According to Justice Weiler, subsection 317(3) of the Act contains a transfer
of ownership upon receiving the notice. She wrote, in paragraph 12:
In essence s. 317(3) provides
a form of garnishment enabling the federal government to intercept monies owed
to tax debtors. Once a notice to pay is served, the funds acquired thereafter
never become the property of the tax debtor.
[9]
Justice
Weiler also referred to the argument raised by Counsel for the appellant. In
paragraph 14, she states:
The appellant submits that
under s. 70(1) of the BIA a receiving order takes precedence over a garnishment
that has not been completely executed by payment being made because s. 317(3)
of the ETA is made subject to the BIA. Otherwise, the appellant submits the
court would not be giving effect to the words, "other than the BIA". The
words "Other than the BIA" have meaning apart from the interpretation
suggested by the appellant. They mean that any GST payments that become due
after a receiving order in Bankruptcy has been made no longer can be collected
in priority to other creditors.
[10]In Canoe
Cove Manufacturing, supra, Justice Thackray said the same thing.
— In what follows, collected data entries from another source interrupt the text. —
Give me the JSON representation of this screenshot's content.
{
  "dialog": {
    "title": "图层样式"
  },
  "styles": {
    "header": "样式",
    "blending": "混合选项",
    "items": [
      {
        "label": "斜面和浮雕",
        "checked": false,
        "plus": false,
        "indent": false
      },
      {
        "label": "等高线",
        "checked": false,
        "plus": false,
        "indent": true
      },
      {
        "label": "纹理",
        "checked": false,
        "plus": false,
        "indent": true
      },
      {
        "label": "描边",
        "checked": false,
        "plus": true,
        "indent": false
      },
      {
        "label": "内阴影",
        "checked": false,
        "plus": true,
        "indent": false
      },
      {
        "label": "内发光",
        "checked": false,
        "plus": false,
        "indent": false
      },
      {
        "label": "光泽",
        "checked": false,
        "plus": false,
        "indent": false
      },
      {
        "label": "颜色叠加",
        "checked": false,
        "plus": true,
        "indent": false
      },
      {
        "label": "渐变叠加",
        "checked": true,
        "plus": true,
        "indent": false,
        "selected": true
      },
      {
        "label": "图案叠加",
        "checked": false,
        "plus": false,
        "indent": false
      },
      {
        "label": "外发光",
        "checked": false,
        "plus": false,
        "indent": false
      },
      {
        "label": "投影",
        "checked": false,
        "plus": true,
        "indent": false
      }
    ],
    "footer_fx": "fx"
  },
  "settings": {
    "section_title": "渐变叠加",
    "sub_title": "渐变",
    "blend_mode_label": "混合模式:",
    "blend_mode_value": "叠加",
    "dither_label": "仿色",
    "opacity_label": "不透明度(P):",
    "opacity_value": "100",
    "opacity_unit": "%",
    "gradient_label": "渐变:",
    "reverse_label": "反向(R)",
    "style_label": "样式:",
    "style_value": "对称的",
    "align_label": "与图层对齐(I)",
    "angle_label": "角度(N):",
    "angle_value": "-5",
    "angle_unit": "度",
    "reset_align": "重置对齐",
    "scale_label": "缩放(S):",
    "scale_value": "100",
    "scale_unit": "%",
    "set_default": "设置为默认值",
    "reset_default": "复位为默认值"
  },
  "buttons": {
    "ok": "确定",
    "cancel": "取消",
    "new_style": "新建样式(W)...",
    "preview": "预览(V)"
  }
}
However, in my opinion the position of
the Attorney General is correct in that the Excise Tax Act now provides
for an explicit transfer of property from the "particular person" to
the government upon receipt of a 'demand letter'. Therefore, the monies owing
were no longer the property of the bankrupt at the time of the bankruptcy and
are not subject to the Bankruptcy and Insolvency Act's scheme of
distribution.
[11]In response
to the argument that subsection 317(3) of the Act is subject to the BIA, the
judge added the following:
The Trustee submitted that Parliament
intended, by having the exclusion to the Bankruptcy and Insolvency Act
in subsect. 317(3) of the Excise Tax Act, that the Excise Tax Act
would not interfere with the distribution scheme found in the Bankruptcy and
Insolvency Act upon the bankruptcy of a tax debtor. In my opinion subsect. 317(3)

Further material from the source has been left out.